Le ministre de l’Éducation nationale, Edouard Geffray, a récemment annoncé le report du questionnaire sur les Violences Sexuelles et Sexistes (VSS) à l’école. Cette décision suscite des interrogations sur l’efficacité des politiques éducatives en matière de protection des enfants.
Contexte factuel
La France fait face à une prise de conscience croissante concernant les violences physiques et sexuelles envers les enfants. Des affaires médiatisées, telles que le scandale du périscolaire parisien et le mouvement #MeToo dans l’enseignement catholique, ont mis en lumière la gravité de la situation. La Commission indépendante sur l’Inceste et les Violences sexuelles faites aux Enfants (Ciivise) a révélé que, chaque année, environ 160 000 enfants sont victimes de violences sexuelles, avec une estimation de trois enfants par classe touchés, souvent dans un cadre intrafamilial.
Données ou statistiques
Les données de la Ciivise soulignent l’ampleur du phénomène, qui a longtemps été sous-estimé. Les statistiques, auparavant controversées, sont désormais acceptées par les dirigeants politiques.
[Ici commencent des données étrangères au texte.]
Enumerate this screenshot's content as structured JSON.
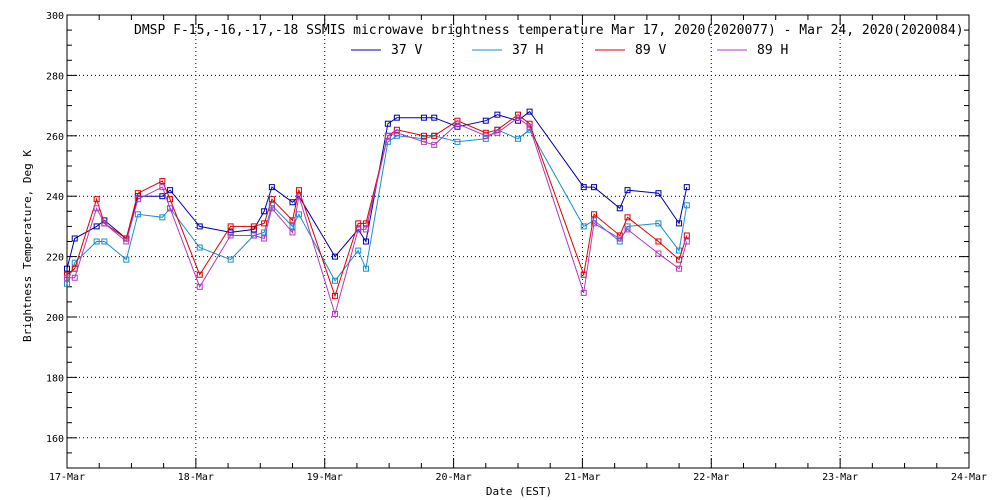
{
  "chart_data": {
    "type": "line",
    "title": "DMSP F-15,-16,-17,-18 SSMIS microwave brightness temperature Mar 17, 2020(2020077) - Mar 24, 2020(2020084)",
    "xlabel": "Date (EST)",
    "ylabel": "Brightness Temperature, Deg K",
    "x_unit": "days since 17-Mar",
    "xlim": [
      0,
      7
    ],
    "ylim": [
      150,
      300
    ],
    "y_ticks": [
      160,
      180,
      200,
      220,
      240,
      260,
      280,
      300
    ],
    "x_tick_labels": [
      "17-Mar",
      "18-Mar",
      "19-Mar",
      "20-Mar",
      "21-Mar",
      "22-Mar",
      "23-Mar",
      "24-Mar"
    ],
    "grid": true,
    "legend_position": "top-center",
    "series": [
      {
        "name": "37 V",
        "color": "#0000aa",
        "points": [
          [
            0.0,
            216
          ],
          [
            0.06,
            226
          ],
          [
            0.23,
            230
          ],
          [
            0.29,
            232
          ],
          [
            0.46,
            226
          ],
          [
            0.55,
            240
          ],
          [
            0.74,
            240
          ],
          [
            0.8,
            242
          ],
          [
            1.03,
            230
          ],
          [
            1.27,
            228
          ],
          [
            1.45,
            229
          ],
          [
            1.53,
            235
          ],
          [
            1.59,
            243
          ],
          [
            1.75,
            238
          ],
          [
            1.8,
            240
          ],
          [
            2.08,
            220
          ],
          [
            2.26,
            229
          ],
          [
            2.32,
            225
          ],
          [
            2.49,
            264
          ],
          [
            2.56,
            266
          ],
          [
            2.77,
            266
          ],
          [
            2.85,
            266
          ],
          [
            3.03,
            263
          ],
          [
            3.25,
            265
          ],
          [
            3.34,
            267
          ],
          [
            3.5,
            265
          ],
          [
            3.59,
            268
          ],
          [
            4.01,
            243
          ],
          [
            4.09,
            243
          ],
          [
            4.29,
            236
          ],
          [
            4.35,
            242
          ],
          [
            4.59,
            241
          ],
          [
            4.75,
            231
          ],
          [
            4.81,
            243
          ]
        ]
      },
      {
        "name": "37 H",
        "color": "#1a8fcf",
        "points": [
          [
            0.0,
            211
          ],
          [
            0.06,
            218
          ],
          [
            0.23,
            225
          ],
          [
            0.29,
            225
          ],
          [
            0.46,
            219
          ],
          [
            0.55,
            234
          ],
          [
            0.74,
            233
          ],
          [
            0.8,
            236
          ],
          [
            1.03,
            223
          ],
          [
            1.27,
            219
          ],
          [
            1.45,
            227
          ],
          [
            1.53,
            228
          ],
          [
            1.59,
            237
          ],
          [
            1.75,
            230
          ],
          [
            1.8,
            234
          ],
          [
            2.08,
            212
          ],
          [
            2.26,
            222
          ],
          [
            2.32,
            216
          ],
          [
            2.49,
            258
          ],
          [
            2.56,
            260
          ],
          [
            2.77,
            259
          ],
          [
            2.85,
            260
          ],
          [
            3.03,
            258
          ],
          [
            3.25,
            259
          ],
          [
            3.34,
            262
          ],
          [
            3.5,
            259
          ],
          [
            3.59,
            262
          ],
          [
            4.01,
            230
          ],
          [
            4.09,
            232
          ],
          [
            4.29,
            225
          ],
          [
            4.35,
            230
          ],
          [
            4.59,
            231
          ],
          [
            4.75,
            222
          ],
          [
            4.81,
            237
          ]
        ]
      },
      {
        "name": "89 V",
        "color": "#dd0000",
        "points": [
          [
            0.0,
            214
          ],
          [
            0.06,
            216
          ],
          [
            0.23,
            239
          ],
          [
            0.29,
            231
          ],
          [
            0.46,
            226
          ],
          [
            0.55,
            241
          ],
          [
            0.74,
            245
          ],
          [
            0.8,
            239
          ],
          [
            1.03,
            214
          ],
          [
            1.27,
            230
          ],
          [
            1.45,
            230
          ],
          [
            1.53,
            231
          ],
          [
            1.59,
            239
          ],
          [
            1.75,
            232
          ],
          [
            1.8,
            242
          ],
          [
            2.08,
            207
          ],
          [
            2.26,
            231
          ],
          [
            2.32,
            231
          ],
          [
            2.49,
            260
          ],
          [
            2.56,
            262
          ],
          [
            2.77,
            260
          ],
          [
            2.85,
            260
          ],
          [
            3.03,
            265
          ],
          [
            3.25,
            261
          ],
          [
            3.34,
            262
          ],
          [
            3.5,
            267
          ],
          [
            3.59,
            264
          ],
          [
            4.01,
            214
          ],
          [
            4.09,
            234
          ],
          [
            4.29,
            227
          ],
          [
            4.35,
            233
          ],
          [
            4.59,
            225
          ],
          [
            4.75,
            219
          ],
          [
            4.81,
            227
          ]
        ]
      },
      {
        "name": "89 H",
        "color": "#b03ac0",
        "points": [
          [
            0.0,
            213
          ],
          [
            0.06,
            213
          ],
          [
            0.23,
            236
          ],
          [
            0.29,
            231
          ],
          [
            0.46,
            225
          ],
          [
            0.55,
            239
          ],
          [
            0.74,
            243
          ],
          [
            0.8,
            236
          ],
          [
            1.03,
            210
          ],
          [
            1.27,
            227
          ],
          [
            1.45,
            227
          ],
          [
            1.53,
            226
          ],
          [
            1.59,
            236
          ],
          [
            1.75,
            228
          ],
          [
            1.8,
            240
          ],
          [
            2.08,
            201
          ],
          [
            2.26,
            229
          ],
          [
            2.32,
            229
          ],
          [
            2.49,
            260
          ],
          [
            2.56,
            261
          ],
          [
            2.77,
            258
          ],
          [
            2.85,
            257
          ],
          [
            3.03,
            264
          ],
          [
            3.25,
            260
          ],
          [
            3.34,
            261
          ],
          [
            3.5,
            266
          ],
          [
            3.59,
            263
          ],
          [
            4.01,
            208
          ],
          [
            4.09,
            231
          ],
          [
            4.29,
            226
          ],
          [
            4.35,
            229
          ],
          [
            4.59,
            221
          ],
          [
            4.75,
            216
          ],
          [
            4.81,
            225
          ]
        ]
      }
    ]
  }
}
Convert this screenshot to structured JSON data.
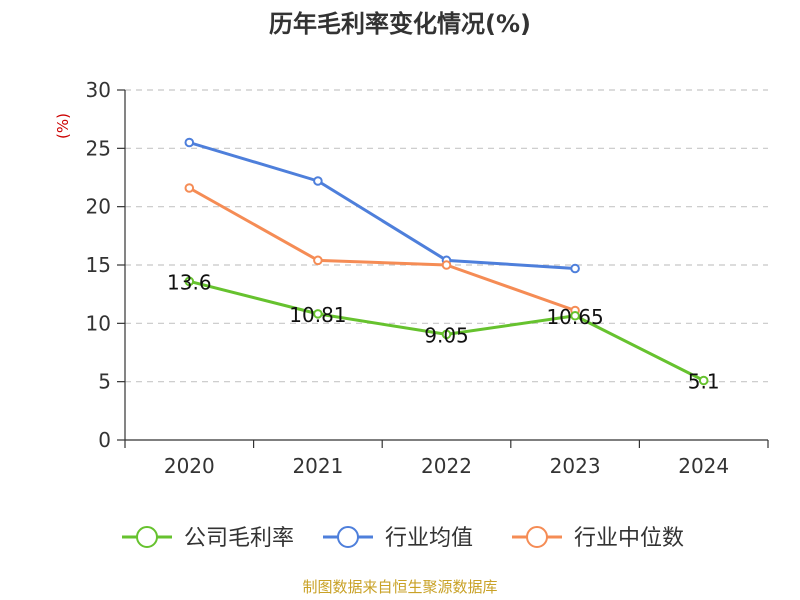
{
  "chart_data": {
    "type": "line",
    "title": "历年毛利率变化情况(%)",
    "ylabel": "(%)",
    "xlabel": "",
    "categories": [
      "2020",
      "2021",
      "2022",
      "2023",
      "2024"
    ],
    "ylim": [
      0,
      30
    ],
    "yticks": [
      "0",
      "5",
      "10",
      "15",
      "20",
      "25",
      "30"
    ],
    "grid": true,
    "legend_position": "bottom",
    "series": [
      {
        "name": "公司毛利率",
        "color": "#66c22e",
        "values": [
          13.6,
          10.81,
          9.05,
          10.65,
          5.1
        ],
        "labels": [
          "13.6",
          "10.81",
          "9.05",
          "10.65",
          "5.1"
        ]
      },
      {
        "name": "行业均值",
        "color": "#4e7fdb",
        "values": [
          25.5,
          22.2,
          15.4,
          14.7,
          null
        ],
        "labels": []
      },
      {
        "name": "行业中位数",
        "color": "#f58c55",
        "values": [
          21.6,
          15.4,
          15.0,
          11.1,
          null
        ],
        "labels": []
      }
    ]
  },
  "source": "制图数据来自恒生聚源数据库"
}
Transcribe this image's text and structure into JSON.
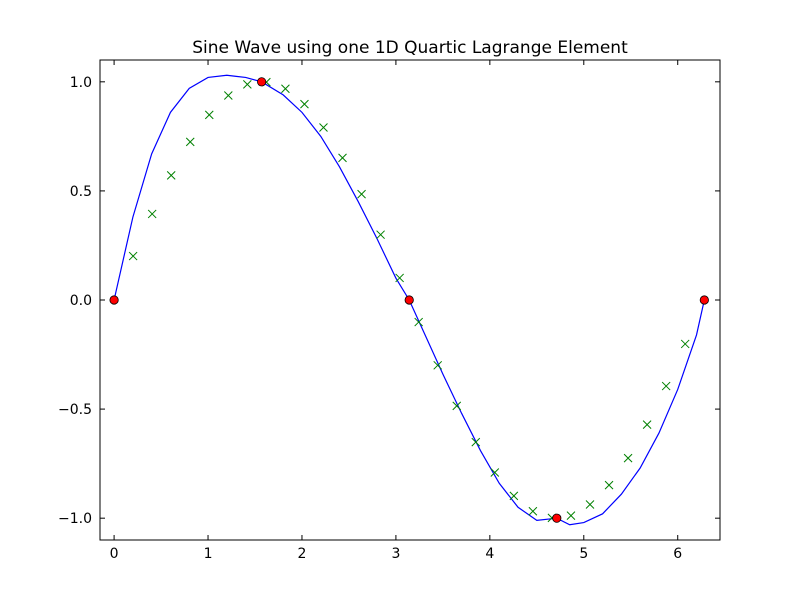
{
  "chart_data": {
    "type": "line",
    "title": "Sine Wave using one 1D Quartic Lagrange Element",
    "xlabel": "",
    "ylabel": "",
    "xlim": [
      -0.15,
      6.45
    ],
    "ylim": [
      -1.1,
      1.1
    ],
    "xticks": [
      0,
      1,
      2,
      3,
      4,
      5,
      6
    ],
    "xtick_labels": [
      "0",
      "1",
      "2",
      "3",
      "4",
      "5",
      "6"
    ],
    "yticks": [
      1.0,
      0.5,
      0.0,
      -0.5,
      -1.0
    ],
    "ytick_labels": [
      "1.0",
      "0.5",
      "0.0",
      "−0.5",
      "−1.0"
    ],
    "grid": false,
    "series": [
      {
        "kind": "line",
        "color": "#0000ff",
        "x": [
          0,
          0.2,
          0.4,
          0.6,
          0.8,
          1.0,
          1.2,
          1.3,
          1.4,
          1.571,
          1.8,
          2.0,
          2.2,
          2.4,
          2.6,
          2.8,
          3.0,
          3.1416,
          3.3,
          3.5,
          3.7,
          3.9,
          4.1,
          4.3,
          4.5,
          4.7124,
          4.85,
          5.0,
          5.2,
          5.4,
          5.6,
          5.8,
          6.0,
          6.2,
          6.2832
        ],
        "y": [
          0,
          0.38,
          0.67,
          0.86,
          0.97,
          1.02,
          1.03,
          1.025,
          1.02,
          1.0,
          0.94,
          0.86,
          0.75,
          0.61,
          0.45,
          0.28,
          0.1,
          0.0,
          -0.15,
          -0.34,
          -0.52,
          -0.69,
          -0.84,
          -0.95,
          -1.01,
          -1.0,
          -1.03,
          -1.02,
          -0.98,
          -0.89,
          -0.77,
          -0.61,
          -0.41,
          -0.16,
          0.0
        ]
      },
      {
        "kind": "markers",
        "marker": "x",
        "color": "#008000",
        "x": [
          0.2026,
          0.4053,
          0.6079,
          0.8106,
          1.0132,
          1.2159,
          1.4185,
          1.6212,
          1.8238,
          2.0265,
          2.2291,
          2.4317,
          2.6344,
          2.837,
          3.0397,
          3.2423,
          3.445,
          3.6476,
          3.8503,
          4.0529,
          4.2556,
          4.4582,
          4.6608,
          4.8635,
          5.0661,
          5.2688,
          5.4714,
          5.6741,
          5.8767,
          6.0794
        ],
        "y": [
          0.2013,
          0.3944,
          0.5713,
          0.7248,
          0.8486,
          0.9372,
          0.9884,
          0.9987,
          0.9682,
          0.8978,
          0.7908,
          0.6513,
          0.4853,
          0.2994,
          0.1012,
          -0.1012,
          -0.2994,
          -0.4853,
          -0.6513,
          -0.7908,
          -0.8978,
          -0.9682,
          -0.9987,
          -0.9884,
          -0.9372,
          -0.8486,
          -0.7248,
          -0.5713,
          -0.3944,
          -0.2013
        ]
      },
      {
        "kind": "markers",
        "marker": "circle",
        "color": "#ff0000",
        "x": [
          0,
          1.5708,
          3.1416,
          4.7124,
          6.2832
        ],
        "y": [
          0,
          1,
          0,
          -1,
          0
        ]
      }
    ]
  }
}
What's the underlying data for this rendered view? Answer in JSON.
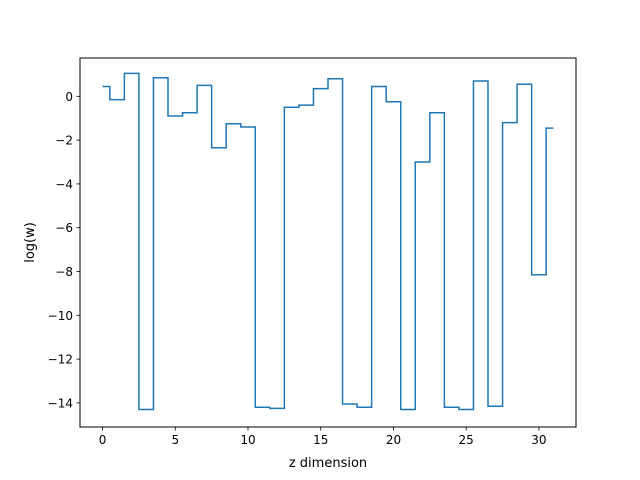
{
  "chart_data": {
    "type": "line",
    "step": "mid",
    "xlabel": "z dimension",
    "ylabel": "log(w)",
    "xlim": [
      -1.55,
      32.55
    ],
    "ylim": [
      -15.1,
      1.75
    ],
    "xticks": [
      0,
      5,
      10,
      15,
      20,
      25,
      30
    ],
    "yticks": [
      0,
      -2,
      -4,
      -6,
      -8,
      -10,
      -12,
      -14
    ],
    "x": [
      0,
      1,
      2,
      3,
      4,
      5,
      6,
      7,
      8,
      9,
      10,
      11,
      12,
      13,
      14,
      15,
      16,
      17,
      18,
      19,
      20,
      21,
      22,
      23,
      24,
      25,
      26,
      27,
      28,
      29,
      30,
      31
    ],
    "series": [
      {
        "values": [
          0.45,
          -0.15,
          1.05,
          -14.3,
          0.85,
          -0.9,
          -0.75,
          0.5,
          -2.35,
          -1.25,
          -1.4,
          -14.2,
          -14.25,
          -0.5,
          -0.4,
          0.35,
          0.8,
          -14.05,
          -14.2,
          0.45,
          -0.25,
          -14.3,
          -3.0,
          -0.75,
          -14.2,
          -14.3,
          0.7,
          -14.15,
          -1.2,
          0.55,
          -8.15,
          -1.45
        ],
        "color": "#1f77b4"
      }
    ]
  }
}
La prise de conscience de ces violences a conduit à des annonces de mes visant à protéger les enfants dans le milieu scolaire.
Conséquence directe
Le report de ce questionnaire pourrait entraver les efforts de prévention et d’évaluation des violences sexuelles à l’école, alimentant ainsi des doutes sur l’engagement réel des autorités à résoudre ce problème urgent.
Source : Ciivise, ministère de l’Éducation nationale.